Lalu, alasan saya terakhir, mengapa saya pindah ke Perguruan Tinggi Swasta adalah karena saya ingin menunjukan bahwa dengan tidak kuliah di PTN pun saya bisa sukses dan mengalahkan mereka yang kuliah di PTN. Saya juga siap “bersaing” dengan mereka, sebagaimana di dalam Al-quran menyebutkan “…fastabiqul khairot…” yang artinya berlomba-lombalah dalam hal kebaikan.hehee..
Sebenarnya saya kuliah menjadi mahasiswa kedokteran pun memiliki niatan untuk melakukan sebuah penelitian, tulisan , dan karya-karya lainnya, tidak hanya melulu tentang praktik di lapangan.
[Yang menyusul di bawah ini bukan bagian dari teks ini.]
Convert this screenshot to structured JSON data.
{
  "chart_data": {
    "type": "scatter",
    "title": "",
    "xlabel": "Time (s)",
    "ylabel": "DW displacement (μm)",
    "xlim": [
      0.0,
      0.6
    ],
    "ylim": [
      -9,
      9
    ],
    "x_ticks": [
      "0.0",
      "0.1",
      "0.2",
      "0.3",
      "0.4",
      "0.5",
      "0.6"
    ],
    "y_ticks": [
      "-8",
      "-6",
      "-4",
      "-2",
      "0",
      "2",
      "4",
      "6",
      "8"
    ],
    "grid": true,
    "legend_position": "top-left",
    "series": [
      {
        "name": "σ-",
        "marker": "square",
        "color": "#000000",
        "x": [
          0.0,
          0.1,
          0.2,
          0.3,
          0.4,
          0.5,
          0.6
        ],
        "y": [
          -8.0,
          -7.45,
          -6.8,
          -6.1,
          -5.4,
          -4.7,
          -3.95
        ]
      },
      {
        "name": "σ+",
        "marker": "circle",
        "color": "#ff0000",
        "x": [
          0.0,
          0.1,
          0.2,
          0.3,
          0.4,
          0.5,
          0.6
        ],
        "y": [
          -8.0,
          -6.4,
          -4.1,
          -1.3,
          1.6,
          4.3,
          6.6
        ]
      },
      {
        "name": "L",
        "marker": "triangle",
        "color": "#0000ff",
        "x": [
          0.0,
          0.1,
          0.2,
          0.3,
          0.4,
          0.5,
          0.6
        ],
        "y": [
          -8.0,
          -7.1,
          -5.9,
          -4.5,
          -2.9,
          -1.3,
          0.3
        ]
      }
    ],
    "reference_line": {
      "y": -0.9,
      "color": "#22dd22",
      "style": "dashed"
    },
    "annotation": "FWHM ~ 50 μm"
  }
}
Dalam lingkup yang luas, Saya mempunyai misi yang cukup berat dan bisa dibilang cukup sulit diwujudkan tanpa kerja keras dan kerjasama dari berbagai pihak. Misi saya salah satunya adalah mengembangkan ilmu kedokteran di Indonesia sehingga Indonesia tidak hanya terkenal terdepan dalam pengobatan, akan tetapi juga terdepan dalam ilmu pengetahuan kedokteran atau kesehatan.Dan goal yang lebih spesifik, saya juga mau memberikan kontribusi untuk perguruan tinggi dimana tempat saya menggali ilmu dan tempat saya mengembangkan diri. Bahkan saya juga siap jika diminta atau merasa terpanggil untuk mengisi kekosongan sebagai tenaga pengajar.
Mengenai satu hal yang selalu saya ingat adalah SEBAIK-BAIKNYA MANUSIA ADALAH MANUSIA YANG BERMANFAAT BAGI ORANG LAIN. Itu yang selalu saya camkan baik-baik dan saya rasa hanya dengan mempraktikan hal itu yang akan membuat diri saya merasa TIDAK RUGI telah mengeluarkan ratusan juta untuk menjadi seorang dokter.